SUMATERA BARAT — Bantuan pangan beras tahap kedua ini mulai mengalir ke tangan warga. Empat wilayah yang kebagian penyaluran perdana adalah Kota Tebing Tinggi, Kabupaten Nias Utara, Kabupaten Asahan, dan Kabupaten Labuhanbatu.
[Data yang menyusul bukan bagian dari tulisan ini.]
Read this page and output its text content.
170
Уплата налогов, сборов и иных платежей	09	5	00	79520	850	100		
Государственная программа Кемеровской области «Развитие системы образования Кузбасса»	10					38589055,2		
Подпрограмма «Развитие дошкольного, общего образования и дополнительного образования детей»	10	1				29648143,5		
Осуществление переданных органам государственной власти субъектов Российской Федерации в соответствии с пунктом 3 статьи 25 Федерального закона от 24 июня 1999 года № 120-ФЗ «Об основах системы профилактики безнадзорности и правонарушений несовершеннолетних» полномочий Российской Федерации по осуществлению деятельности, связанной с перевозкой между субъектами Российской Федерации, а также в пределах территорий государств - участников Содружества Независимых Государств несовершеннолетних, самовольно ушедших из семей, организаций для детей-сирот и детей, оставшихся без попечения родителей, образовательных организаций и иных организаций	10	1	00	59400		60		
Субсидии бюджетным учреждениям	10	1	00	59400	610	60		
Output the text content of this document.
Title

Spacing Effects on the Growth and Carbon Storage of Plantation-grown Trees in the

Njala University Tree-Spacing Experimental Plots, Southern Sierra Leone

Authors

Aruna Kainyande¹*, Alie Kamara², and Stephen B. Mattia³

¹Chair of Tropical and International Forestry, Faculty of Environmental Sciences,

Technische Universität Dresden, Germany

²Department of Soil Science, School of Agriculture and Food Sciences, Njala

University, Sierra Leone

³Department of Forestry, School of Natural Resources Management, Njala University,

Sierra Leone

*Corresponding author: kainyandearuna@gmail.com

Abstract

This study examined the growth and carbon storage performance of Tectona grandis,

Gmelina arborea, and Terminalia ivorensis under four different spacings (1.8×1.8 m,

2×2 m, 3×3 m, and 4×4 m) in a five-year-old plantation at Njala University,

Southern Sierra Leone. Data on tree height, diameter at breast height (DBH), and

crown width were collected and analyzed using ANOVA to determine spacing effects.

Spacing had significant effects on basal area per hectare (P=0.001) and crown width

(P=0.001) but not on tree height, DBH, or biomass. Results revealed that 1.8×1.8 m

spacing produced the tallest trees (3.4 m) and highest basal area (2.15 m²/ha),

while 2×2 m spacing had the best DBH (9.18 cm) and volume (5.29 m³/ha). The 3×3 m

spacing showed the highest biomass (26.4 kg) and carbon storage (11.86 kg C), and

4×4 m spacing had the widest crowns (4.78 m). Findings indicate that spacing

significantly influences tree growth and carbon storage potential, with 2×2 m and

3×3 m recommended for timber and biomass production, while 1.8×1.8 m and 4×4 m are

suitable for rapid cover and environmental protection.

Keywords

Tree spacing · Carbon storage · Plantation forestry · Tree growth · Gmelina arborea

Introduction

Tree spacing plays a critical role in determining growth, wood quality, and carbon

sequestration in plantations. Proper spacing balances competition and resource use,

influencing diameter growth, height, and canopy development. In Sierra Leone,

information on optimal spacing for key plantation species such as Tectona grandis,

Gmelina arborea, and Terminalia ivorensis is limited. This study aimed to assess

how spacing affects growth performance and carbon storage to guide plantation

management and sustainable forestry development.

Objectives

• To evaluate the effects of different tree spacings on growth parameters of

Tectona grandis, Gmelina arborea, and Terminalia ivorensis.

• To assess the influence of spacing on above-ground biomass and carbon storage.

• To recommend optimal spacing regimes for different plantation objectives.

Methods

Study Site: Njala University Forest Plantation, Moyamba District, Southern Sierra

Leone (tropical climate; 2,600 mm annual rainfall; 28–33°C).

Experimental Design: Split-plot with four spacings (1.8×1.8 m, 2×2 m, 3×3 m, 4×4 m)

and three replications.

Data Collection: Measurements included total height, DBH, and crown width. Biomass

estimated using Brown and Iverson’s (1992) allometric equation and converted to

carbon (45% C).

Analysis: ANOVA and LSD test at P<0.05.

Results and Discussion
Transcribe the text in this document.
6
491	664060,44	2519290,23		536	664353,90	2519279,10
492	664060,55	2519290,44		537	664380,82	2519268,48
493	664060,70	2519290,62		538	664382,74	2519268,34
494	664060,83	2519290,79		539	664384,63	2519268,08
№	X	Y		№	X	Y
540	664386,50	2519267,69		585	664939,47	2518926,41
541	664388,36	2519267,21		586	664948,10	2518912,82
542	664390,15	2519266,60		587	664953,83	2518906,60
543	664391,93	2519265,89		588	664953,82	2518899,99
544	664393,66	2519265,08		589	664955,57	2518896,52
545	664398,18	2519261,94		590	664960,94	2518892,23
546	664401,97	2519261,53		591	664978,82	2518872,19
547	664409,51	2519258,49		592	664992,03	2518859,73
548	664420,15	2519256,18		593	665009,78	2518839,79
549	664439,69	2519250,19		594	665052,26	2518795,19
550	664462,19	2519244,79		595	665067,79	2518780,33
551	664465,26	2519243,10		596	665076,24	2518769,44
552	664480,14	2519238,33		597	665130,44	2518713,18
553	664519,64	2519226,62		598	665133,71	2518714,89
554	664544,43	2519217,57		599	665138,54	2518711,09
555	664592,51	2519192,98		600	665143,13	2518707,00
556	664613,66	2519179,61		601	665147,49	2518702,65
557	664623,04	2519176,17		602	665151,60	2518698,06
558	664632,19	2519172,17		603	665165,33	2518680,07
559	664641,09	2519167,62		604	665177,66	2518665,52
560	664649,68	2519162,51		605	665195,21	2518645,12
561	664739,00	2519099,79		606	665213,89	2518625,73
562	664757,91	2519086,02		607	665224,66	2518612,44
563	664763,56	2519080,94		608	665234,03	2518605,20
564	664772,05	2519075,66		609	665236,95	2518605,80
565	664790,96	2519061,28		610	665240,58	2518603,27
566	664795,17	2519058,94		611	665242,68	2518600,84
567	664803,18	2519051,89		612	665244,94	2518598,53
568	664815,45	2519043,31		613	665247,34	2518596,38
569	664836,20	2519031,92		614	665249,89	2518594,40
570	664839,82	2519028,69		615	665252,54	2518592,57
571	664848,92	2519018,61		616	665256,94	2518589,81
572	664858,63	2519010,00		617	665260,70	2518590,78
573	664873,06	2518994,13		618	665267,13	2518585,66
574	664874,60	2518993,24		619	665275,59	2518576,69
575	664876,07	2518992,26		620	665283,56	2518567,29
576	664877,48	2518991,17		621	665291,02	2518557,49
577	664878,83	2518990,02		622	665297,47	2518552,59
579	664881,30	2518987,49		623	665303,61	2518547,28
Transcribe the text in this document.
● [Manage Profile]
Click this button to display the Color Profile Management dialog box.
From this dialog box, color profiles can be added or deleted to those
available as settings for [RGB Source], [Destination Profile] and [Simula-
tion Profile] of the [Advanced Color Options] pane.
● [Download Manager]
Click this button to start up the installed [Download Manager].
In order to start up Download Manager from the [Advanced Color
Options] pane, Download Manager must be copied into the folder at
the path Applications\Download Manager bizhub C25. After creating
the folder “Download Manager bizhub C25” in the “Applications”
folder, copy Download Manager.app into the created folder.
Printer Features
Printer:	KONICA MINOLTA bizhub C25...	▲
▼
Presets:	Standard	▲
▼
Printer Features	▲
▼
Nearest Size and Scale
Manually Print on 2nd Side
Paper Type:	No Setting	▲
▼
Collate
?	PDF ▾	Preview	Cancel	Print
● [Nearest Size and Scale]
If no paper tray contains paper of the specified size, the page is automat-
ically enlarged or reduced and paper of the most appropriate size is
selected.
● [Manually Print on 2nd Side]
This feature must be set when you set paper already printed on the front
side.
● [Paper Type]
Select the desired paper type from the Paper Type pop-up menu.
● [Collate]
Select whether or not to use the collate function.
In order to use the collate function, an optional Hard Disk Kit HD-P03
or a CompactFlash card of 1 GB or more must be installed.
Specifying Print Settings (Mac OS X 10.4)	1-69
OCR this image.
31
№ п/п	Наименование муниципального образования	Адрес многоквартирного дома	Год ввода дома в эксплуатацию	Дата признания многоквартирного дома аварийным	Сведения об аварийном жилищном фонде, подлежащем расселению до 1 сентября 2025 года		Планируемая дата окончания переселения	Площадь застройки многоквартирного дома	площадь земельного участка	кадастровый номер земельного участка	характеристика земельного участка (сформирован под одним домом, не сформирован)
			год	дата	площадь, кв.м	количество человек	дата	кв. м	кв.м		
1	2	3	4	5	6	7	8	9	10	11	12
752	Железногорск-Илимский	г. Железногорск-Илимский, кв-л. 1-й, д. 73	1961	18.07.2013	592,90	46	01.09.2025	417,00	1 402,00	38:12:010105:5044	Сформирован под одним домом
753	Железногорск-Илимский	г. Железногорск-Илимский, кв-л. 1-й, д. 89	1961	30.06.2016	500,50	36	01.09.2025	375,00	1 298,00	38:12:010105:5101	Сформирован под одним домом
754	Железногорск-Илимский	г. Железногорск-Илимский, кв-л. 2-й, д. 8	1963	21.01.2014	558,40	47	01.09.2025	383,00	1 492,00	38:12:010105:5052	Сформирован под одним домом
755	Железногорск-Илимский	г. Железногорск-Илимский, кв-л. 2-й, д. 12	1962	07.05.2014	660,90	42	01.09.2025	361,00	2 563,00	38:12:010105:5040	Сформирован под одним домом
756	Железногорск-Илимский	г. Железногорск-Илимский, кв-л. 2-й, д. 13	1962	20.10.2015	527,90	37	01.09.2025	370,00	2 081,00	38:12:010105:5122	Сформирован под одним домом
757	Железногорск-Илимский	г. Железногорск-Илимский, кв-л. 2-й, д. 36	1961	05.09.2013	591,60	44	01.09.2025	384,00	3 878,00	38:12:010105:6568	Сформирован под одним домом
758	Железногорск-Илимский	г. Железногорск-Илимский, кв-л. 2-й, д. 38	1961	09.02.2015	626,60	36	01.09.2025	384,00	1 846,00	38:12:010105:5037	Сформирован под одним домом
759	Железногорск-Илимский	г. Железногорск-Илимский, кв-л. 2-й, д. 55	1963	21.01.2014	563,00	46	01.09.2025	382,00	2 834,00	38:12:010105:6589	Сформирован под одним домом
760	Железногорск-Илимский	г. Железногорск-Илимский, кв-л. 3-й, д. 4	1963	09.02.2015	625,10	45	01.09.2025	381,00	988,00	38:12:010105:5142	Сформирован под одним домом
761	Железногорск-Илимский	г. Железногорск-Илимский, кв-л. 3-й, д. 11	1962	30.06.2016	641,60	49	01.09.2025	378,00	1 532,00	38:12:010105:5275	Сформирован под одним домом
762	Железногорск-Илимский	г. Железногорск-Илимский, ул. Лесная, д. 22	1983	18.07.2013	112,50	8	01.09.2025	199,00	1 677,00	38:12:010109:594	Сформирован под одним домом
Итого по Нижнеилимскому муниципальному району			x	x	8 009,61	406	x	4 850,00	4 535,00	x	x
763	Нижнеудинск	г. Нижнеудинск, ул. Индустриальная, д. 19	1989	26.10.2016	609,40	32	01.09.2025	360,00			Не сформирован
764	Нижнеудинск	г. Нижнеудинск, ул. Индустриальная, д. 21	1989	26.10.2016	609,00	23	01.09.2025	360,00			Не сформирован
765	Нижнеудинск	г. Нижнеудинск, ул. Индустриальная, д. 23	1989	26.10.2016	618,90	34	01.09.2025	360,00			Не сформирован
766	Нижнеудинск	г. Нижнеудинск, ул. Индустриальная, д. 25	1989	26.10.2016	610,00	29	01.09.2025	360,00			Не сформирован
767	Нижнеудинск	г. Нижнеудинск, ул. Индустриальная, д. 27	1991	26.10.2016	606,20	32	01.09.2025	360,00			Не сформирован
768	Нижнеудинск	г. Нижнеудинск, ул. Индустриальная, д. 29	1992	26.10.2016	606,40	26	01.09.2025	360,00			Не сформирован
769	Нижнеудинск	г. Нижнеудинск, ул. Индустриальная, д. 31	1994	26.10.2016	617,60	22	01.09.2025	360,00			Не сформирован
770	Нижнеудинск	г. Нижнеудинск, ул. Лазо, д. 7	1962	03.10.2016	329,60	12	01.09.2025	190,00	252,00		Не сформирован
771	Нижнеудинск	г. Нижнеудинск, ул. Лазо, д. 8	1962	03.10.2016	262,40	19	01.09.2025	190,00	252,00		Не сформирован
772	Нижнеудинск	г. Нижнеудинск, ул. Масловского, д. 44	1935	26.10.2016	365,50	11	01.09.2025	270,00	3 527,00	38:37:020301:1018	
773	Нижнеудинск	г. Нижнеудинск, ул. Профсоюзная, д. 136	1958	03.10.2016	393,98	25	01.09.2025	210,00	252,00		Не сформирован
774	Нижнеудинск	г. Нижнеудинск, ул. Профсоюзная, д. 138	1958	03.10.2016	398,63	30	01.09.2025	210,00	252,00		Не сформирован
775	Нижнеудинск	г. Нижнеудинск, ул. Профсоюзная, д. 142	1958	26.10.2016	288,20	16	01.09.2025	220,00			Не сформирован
Pemimpin Wilayah Perum Bulog Sumatera Utara, Budi Cahyanto, memastikan distribusi akan berjalan bertahap hingga seluruh target penerima di 33 kabupaten/kota menerima jatahnya.
Target 52 Ribu Ton Beras untuk Tiga Bulan
Budi menjelaskan penyaluran dilakukan secara gratis dan ditargetkan rampung paling lambat akhir September 2026. "Bantuan pangan tersebut diberikan langsung (untuk) tiga alokasi yakni (bulan) Juli, Agustus dan September 2026," ujar Budi saat dikonfirmasi dari Medan, Jumat.
Dengan total 52.177 ton beras yang disalurkan, Bulog Sumut mengerahkan seluruh gudang dan jaringan distribusi di provinsi beribu kota Medan tersebut. Setiap KPM menerima jatah 30 kilogram per alokasi, yang diharapkan cukup memenuhi kebutuhan pokok keluarga selama periode penyaluran.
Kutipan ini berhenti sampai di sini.